Malgorath froze mid-rant and stared at the DP gain.
His anger faltered.
Then his greed stepped in and sat on it.
"One hundred sixty-three," he murmured.
Splurg nodded. "They hit the boss faster. Fights are sharper. More fear per second."
Malgorath's eyes narrowed. "But they skipped my beautiful opening act."
Splurg shrugged. "Then move the opening act."
Malgorath stared at him. "Move it?"
Splurg's face was calm, practical—the face of someone who had accepted long ago that a dungeon was a machine, not a poem.
"Yes," Splurg said. "We adjust. We put meaningful threats closer to the waypoint. We move some traps deeper. We re-route patrols. Returning heroes want pace. New heroes want onboarding. We can do both."
Malgorath's mouth opened, prepared to declare that his dungeon was perfect and required no alterations.
Then the System Screen offered a new menu:
[WAYPOINT FLOW ADJUSTMENT]Options:
Add "Waypoint Exit Corridor" (Engagement Zone) — 12 DP
Relocate 2 traps per day (Free, maintenance)
Create "Fork Path" (new heroes route / veteran route) — 25 DP
Place mini-ambush near waypoint (low cost) — 8 DP
Splurg pointed. "See? Even the System expects it."
Malgorath glared at the menu like it was insulting his artistry.
Then, because he liked DP and hated being wrong, he snapped, "Fine. You may… slightly rearrange things."
Splurg smiled. "Great."
Malgorath added quickly, "But make it look like my idea."
Splurg nodded solemnly. "Of course, Master."
And while Malgorath returned to practicing Victory Poses—now with a new one called The Waypoint Dominator Stance—Splurg got to work.
By the next day, Floor 1 felt different.
Not kinder.
Not safer.
Just smarter.
Splurg didn't turn the early floor into a slaughterhouse, because that would scare off new raiders. Instead, he shifted the threats.
He moved the dart wall closer to a branching corridor that veterans would be forced through after teleporting in.
He relocated one pit trap from the entrance path and placed it in a side hall near the waypoint exit—camouflaged with bone dust and moss so returning heroes couldn't just "remember where it is."
He changed skeleton patrol patterns so a pair of Skeleton Knights would cross the waypoint corridor at irregular intervals.
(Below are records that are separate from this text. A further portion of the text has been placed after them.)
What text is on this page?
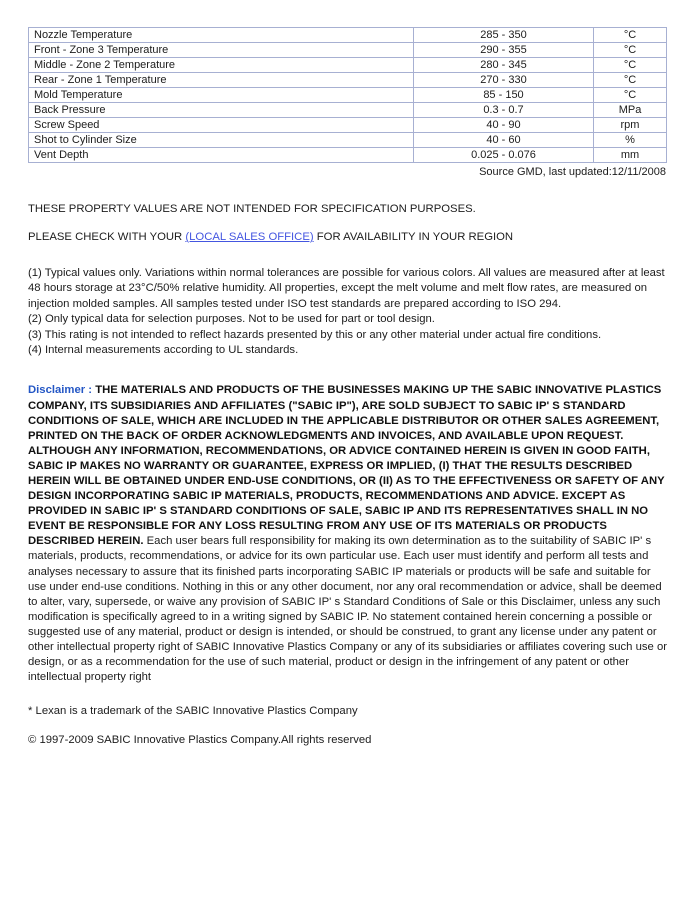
Nozzle Temperature	285 - 350	°C
Front - Zone 3 Temperature	290 - 355	°C
Middle - Zone 2 Temperature	280 - 345	°C
Rear - Zone 1 Temperature	270 - 330	°C
Mold Temperature	85 - 150	°C
Back Pressure	0.3 - 0.7	MPa
Screw Speed	40 - 90	rpm
Shot to Cylinder Size	40 - 60	%
Vent Depth	0.025 - 0.076	mm
Source GMD, last updated:12/11/2008
THESE PROPERTY VALUES ARE NOT INTENDED FOR SPECIFICATION PURPOSES.
PLEASE CHECK WITH YOUR (LOCAL SALES OFFICE) FOR AVAILABILITY IN YOUR REGION
(1) Typical values only. Variations within normal tolerances are possible for various colors. All values are measured after at least 48 hours storage at 23°C/50% relative humidity. All properties, except the melt volume and melt flow rates, are measured on injection molded samples. All samples tested under ISO test standards are prepared according to ISO 294.
(2) Only typical data for selection purposes. Not to be used for part or tool design.
(3) This rating is not intended to reflect hazards presented by this or any other material under actual fire conditions.
(4) Internal measurements according to UL standards.
Disclaimer : THE MATERIALS AND PRODUCTS OF THE BUSINESSES MAKING UP THE SABIC INNOVATIVE PLASTICS COMPANY, ITS SUBSIDIARIES AND AFFILIATES ("SABIC IP"), ARE SOLD SUBJECT TO SABIC IP' S STANDARD CONDITIONS OF SALE, WHICH ARE INCLUDED IN THE APPLICABLE DISTRIBUTOR OR OTHER SALES AGREEMENT, PRINTED ON THE BACK OF ORDER ACKNOWLEDGMENTS AND INVOICES, AND AVAILABLE UPON REQUEST. ALTHOUGH ANY INFORMATION, RECOMMENDATIONS, OR ADVICE CONTAINED HEREIN IS GIVEN IN GOOD FAITH, SABIC IP MAKES NO WARRANTY OR GUARANTEE, EXPRESS OR IMPLIED, (I) THAT THE RESULTS DESCRIBED HEREIN WILL BE OBTAINED UNDER END-USE CONDITIONS, OR (II) AS TO THE EFFECTIVENESS OR SAFETY OF ANY DESIGN INCORPORATING SABIC IP MATERIALS, PRODUCTS, RECOMMENDATIONS AND ADVICE. EXCEPT AS PROVIDED IN SABIC IP' S STANDARD CONDITIONS OF SALE, SABIC IP AND ITS REPRESENTATIVES SHALL IN NO EVENT BE RESPONSIBLE FOR ANY LOSS RESULTING FROM ANY USE OF ITS MATERIALS OR PRODUCTS DESCRIBED HEREIN. Each user bears full responsibility for making its own determination as to the suitability of SABIC IP' s materials, products, recommendations, or advice for its own particular use. Each user must identify and perform all tests and analyses necessary to assure that its finished parts incorporating SABIC IP materials or products will be safe and suitable for use under end-use conditions. Nothing in this or any other document, nor any oral recommendation or advice, shall be deemed to alter, vary, supersede, or waive any provision of SABIC IP' s Standard Conditions of Sale or this Disclaimer, unless any such modification is specifically agreed to in a writing signed by SABIC IP. No statement contained herein concerning a possible or suggested use of any material, product or design is intended, or should be construed, to grant any license under any patent or other intellectual property right of SABIC Innovative Plastics Company or any of its subsidiaries or affiliates covering such use or design, or as a recommendation for the use of such material, product or design in the infringement of any patent or other intellectual property right
* Lexan is a trademark of the SABIC Innovative Plastics Company
© 1997-2009 SABIC Innovative Plastics Company.All rights reserved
He even placed a "welcome" zombie just out of sight—a lurker behind a pillar that would grab ankles and make veterans swear loudly, which increased fear output beautifully without instantly killing anyone.
He did it all quietly.
Professionally.
As if he'd been born for it.
Malgorath watched from his console, muttering about worshippers and sacred travel rites, completely convinced the waypoint was a tribute.
And when the next returning party teleported in and shouted in surprise as a zombie hand clamped around a boot and peeled the skin off the heel like wet fruit, Malgorath crowed with delight.
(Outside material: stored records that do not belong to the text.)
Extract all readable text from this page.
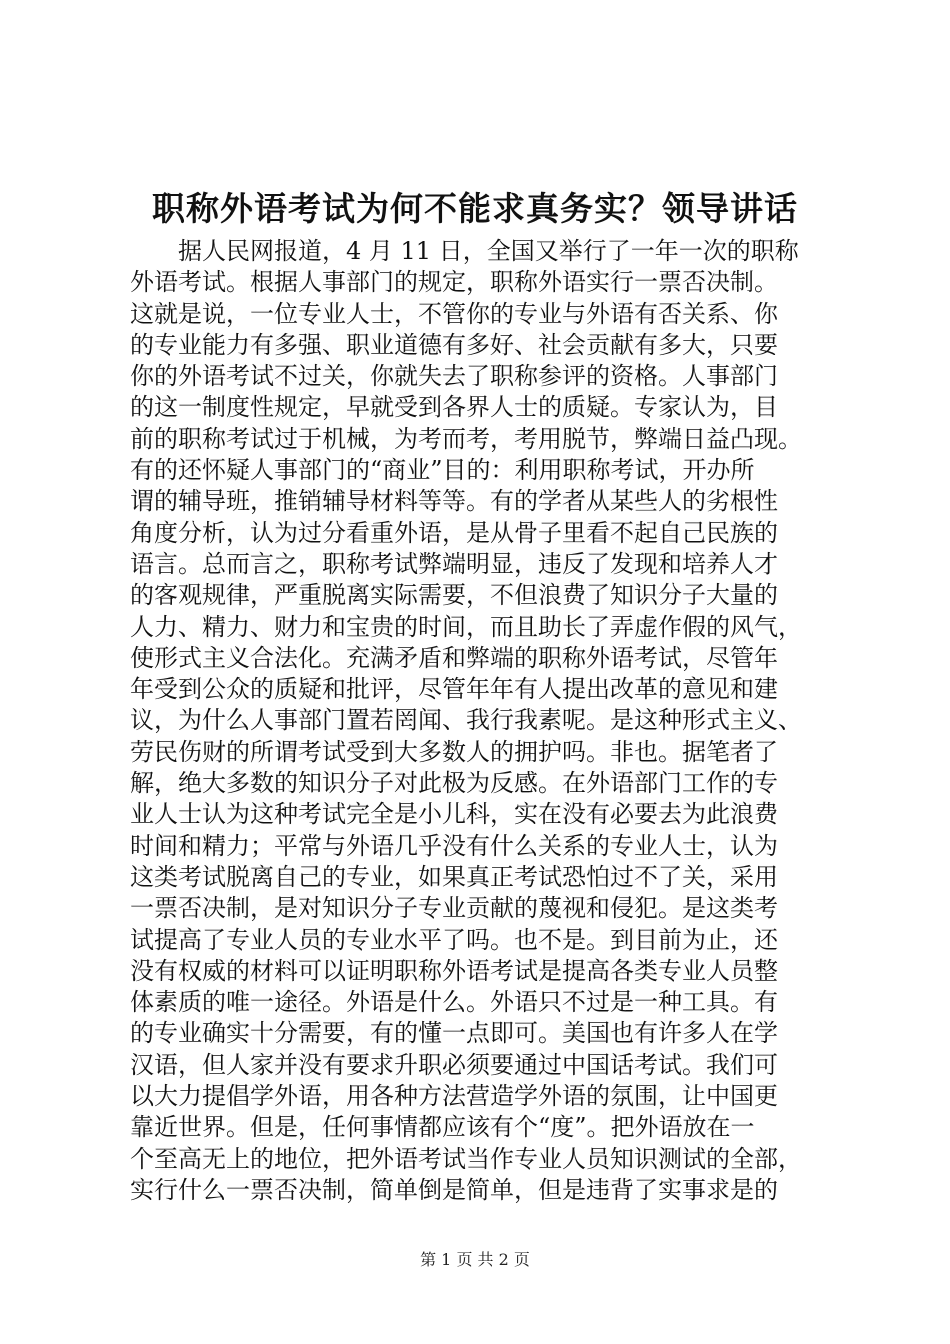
职称外语考试为何不能求真务实？领导讲话
据人民网报道，4 月 11 日，全国又举行了一年一次的职称
外语考试。根据人事部门的规定，职称外语实行一票否决制。
这就是说，一位专业人士，不管你的专业与外语有否关系、你
的专业能力有多强、职业道德有多好、社会贡献有多大，只要
你的外语考试不过关，你就失去了职称参评的资格。人事部门
的这一制度性规定，早就受到各界人士的质疑。专家认为，目
前的职称考试过于机械，为考而考，考用脱节，弊端日益凸现。
有的还怀疑人事部门的“商业”目的：利用职称考试，开办所
谓的辅导班，推销辅导材料等等。有的学者从某些人的劣根性
角度分析，认为过分看重外语，是从骨子里看不起自己民族的
语言。总而言之，职称考试弊端明显，违反了发现和培养人才
的客观规律，严重脱离实际需要，不但浪费了知识分子大量的
人力、精力、财力和宝贵的时间，而且助长了弄虚作假的风气，
使形式主义合法化。充满矛盾和弊端的职称外语考试，尽管年
年受到公众的质疑和批评，尽管年年有人提出改革的意见和建
议，为什么人事部门置若罔闻、我行我素呢。是这种形式主义、
劳民伤财的所谓考试受到大多数人的拥护吗。非也。据笔者了
解，绝大多数的知识分子对此极为反感。在外语部门工作的专
业人士认为这种考试完全是小儿科，实在没有必要去为此浪费
时间和精力；平常与外语几乎没有什么关系的专业人士，认为
这类考试脱离自己的专业，如果真正考试恐怕过不了关，采用
一票否决制，是对知识分子专业贡献的蔑视和侵犯。是这类考
试提高了专业人员的专业水平了吗。也不是。到目前为止，还
没有权威的材料可以证明职称外语考试是提高各类专业人员整
体素质的唯一途径。外语是什么。外语只不过是一种工具。有
的专业确实十分需要，有的懂一点即可。美国也有许多人在学
汉语，但人家并没有要求升职必须要通过中国话考试。我们可
以大力提倡学外语，用各种方法营造学外语的氛围，让中国更
靠近世界。但是，任何事情都应该有个“度”。把外语放在一
个至高无上的地位，把外语考试当作专业人员知识测试的全部，
实行什么一票否决制，简单倒是简单，但是违背了实事求是的
第 1 页 共 2 页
"YES!" he bellowed. "THE ALTAR TESTS YOUR WORTH!"
Splurg nodded, satisfied.
Because Floor 1 wasn't just a haunted forest anymore.
It was a system.
A loop.
A machine that learned.
And now that heroes could return faster, they would return more often.
Which meant more fights. More blood. More fear.
More DP.
Malgorath thought the waypoint was a shrine built to honor him.
Splurg knew the truth:
It was a conveyor belt.
And business was about to get very, very good.